As a faculty member you should circulate around the room to listen to the conversations. Two important things can be accomplished with this listening: 1) you send the message that what the students are saying is important enough that the instructor will listen, and 2) if mis-conceptions or mis-understanding are preventing student progressing then you can intervene and provide some expert clarification or guidined questioning either at the team level or whole class level. The important part is to encourage student to student discussion.
When you sense that discussion is nearing completion, it is good to check in with the teams and announce that either more time will be allotted for discussions or teams should get ready for report. Asking teams to get ready for report often dramatically increases the amount of student energy in the classroom.
Once the teams are ready, you ask them to hold up their team voting card that indicate their teams answer to a particular question. The interesting thing here is that both you and the students get to see student thinking and contrasts in student thinking.

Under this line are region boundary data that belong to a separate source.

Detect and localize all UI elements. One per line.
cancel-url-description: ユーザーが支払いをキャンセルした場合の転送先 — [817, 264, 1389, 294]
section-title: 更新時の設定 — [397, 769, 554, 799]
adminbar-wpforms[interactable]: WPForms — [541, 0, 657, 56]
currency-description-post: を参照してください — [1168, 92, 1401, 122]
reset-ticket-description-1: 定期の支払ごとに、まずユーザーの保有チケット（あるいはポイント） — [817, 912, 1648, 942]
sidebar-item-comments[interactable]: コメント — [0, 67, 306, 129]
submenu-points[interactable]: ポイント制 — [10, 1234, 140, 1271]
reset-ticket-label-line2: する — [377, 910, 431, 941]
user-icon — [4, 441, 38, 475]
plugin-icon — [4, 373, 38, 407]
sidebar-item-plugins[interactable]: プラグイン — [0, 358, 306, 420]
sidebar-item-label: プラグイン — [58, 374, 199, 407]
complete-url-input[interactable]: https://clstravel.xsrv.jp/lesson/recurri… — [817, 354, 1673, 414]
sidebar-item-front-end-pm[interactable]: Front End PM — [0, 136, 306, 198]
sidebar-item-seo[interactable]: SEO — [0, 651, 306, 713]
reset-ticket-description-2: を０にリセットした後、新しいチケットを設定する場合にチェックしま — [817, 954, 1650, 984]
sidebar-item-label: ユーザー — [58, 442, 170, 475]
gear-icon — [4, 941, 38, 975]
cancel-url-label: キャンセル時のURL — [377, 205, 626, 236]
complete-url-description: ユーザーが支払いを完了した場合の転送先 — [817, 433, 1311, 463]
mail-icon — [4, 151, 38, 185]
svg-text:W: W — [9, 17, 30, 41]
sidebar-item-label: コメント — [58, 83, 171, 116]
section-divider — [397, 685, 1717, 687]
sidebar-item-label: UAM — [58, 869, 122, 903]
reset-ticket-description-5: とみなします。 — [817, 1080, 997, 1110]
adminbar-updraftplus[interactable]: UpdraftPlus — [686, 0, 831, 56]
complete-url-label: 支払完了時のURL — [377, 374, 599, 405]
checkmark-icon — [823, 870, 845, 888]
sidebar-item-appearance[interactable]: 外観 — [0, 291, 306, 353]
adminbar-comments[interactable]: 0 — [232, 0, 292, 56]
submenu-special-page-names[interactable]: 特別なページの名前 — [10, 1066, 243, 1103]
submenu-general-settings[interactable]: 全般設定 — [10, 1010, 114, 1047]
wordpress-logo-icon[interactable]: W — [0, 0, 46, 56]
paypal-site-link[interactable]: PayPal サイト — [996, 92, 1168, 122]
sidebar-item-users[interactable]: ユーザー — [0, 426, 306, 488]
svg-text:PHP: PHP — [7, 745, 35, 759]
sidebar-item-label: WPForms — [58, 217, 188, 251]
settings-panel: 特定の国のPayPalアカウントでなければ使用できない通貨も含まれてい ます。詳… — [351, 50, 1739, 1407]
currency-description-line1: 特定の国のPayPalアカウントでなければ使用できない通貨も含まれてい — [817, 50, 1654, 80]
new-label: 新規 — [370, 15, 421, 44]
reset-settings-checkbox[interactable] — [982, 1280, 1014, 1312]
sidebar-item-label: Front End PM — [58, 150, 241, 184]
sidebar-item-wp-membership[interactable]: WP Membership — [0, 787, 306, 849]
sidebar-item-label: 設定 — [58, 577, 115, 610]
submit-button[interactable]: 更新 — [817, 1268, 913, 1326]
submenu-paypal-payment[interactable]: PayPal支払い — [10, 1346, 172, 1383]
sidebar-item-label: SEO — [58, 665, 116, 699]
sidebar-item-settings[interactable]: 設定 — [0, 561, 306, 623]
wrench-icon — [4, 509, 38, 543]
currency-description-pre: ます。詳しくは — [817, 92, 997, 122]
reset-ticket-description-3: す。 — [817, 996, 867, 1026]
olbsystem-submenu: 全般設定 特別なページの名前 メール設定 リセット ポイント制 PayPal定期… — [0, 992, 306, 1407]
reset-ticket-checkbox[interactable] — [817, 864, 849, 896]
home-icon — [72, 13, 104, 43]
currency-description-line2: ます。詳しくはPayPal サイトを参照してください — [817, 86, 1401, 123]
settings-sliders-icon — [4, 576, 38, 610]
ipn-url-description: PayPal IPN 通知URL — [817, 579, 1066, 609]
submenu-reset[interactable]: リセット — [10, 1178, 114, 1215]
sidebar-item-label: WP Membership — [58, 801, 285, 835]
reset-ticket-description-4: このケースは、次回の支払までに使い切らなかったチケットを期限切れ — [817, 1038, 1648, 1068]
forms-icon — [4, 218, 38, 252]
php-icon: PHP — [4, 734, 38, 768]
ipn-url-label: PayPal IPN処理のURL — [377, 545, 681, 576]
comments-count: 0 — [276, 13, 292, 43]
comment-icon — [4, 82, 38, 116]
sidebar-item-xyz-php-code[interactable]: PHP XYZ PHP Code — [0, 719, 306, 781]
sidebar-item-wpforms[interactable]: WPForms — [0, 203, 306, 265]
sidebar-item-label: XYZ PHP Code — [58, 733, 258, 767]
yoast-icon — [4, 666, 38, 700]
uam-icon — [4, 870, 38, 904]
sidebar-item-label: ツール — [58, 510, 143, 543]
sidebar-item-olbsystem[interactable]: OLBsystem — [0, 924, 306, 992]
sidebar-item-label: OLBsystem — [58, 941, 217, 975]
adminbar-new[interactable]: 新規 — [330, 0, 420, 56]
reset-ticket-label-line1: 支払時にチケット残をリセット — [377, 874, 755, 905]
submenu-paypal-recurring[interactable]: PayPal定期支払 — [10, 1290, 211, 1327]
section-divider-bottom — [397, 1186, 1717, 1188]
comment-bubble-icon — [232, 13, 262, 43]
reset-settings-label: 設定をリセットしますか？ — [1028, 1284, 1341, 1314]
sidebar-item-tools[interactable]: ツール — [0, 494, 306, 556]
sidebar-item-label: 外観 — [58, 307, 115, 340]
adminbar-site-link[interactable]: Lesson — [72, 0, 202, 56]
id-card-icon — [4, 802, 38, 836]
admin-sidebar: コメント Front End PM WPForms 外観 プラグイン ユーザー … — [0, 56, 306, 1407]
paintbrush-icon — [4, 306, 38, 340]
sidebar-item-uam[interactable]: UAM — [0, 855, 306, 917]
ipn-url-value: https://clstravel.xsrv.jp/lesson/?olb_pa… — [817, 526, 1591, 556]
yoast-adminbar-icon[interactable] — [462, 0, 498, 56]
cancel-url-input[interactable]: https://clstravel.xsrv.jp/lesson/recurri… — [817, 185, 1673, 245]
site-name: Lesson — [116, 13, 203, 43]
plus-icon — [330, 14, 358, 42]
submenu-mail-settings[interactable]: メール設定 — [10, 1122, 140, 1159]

These contrasts provide rich starting points for student discussions.
At Wright State, they use flags that allow teams to indicate when they have completed their worksheet and are ready to report. The flag stands also allow the Voting cards to be attached so they are visible for the duration of the discussion.
The discussion between teams allows students to challenge each other’s decisions, defend their own thinking and thoughtfully examine other teams’ as well as their own decision making process. The discussion often focuses on the thinking behind the decisions, rather than the correctness of a given choice.
The instructor needs to facilitates this discussion to makes sure all voices are heard and the decisions are well examined. When you create a good activity that divides the class the hardest part, for many instructors, is to get out of the way and let the students discuss it. It is important to move around the room and get the discussion to be between students and not student to instructor.
It can be important for the instructor to properly close an activity. Reminding students of the salient points, general rules that may have emerged, point of view that were not considered and any questions that might still be outstanding is important for reinforcing what has been learned. When a rich discussion is not reflected on and properly closed some of the long term value may be lost for the students.
Many schools use team worksheets that allow teams to work through a series of problems and record their decisions and most important supporting rationales before sequentially reporting and discussing. These worksheets are typically collected at the end of the activities. They may or may not be marked.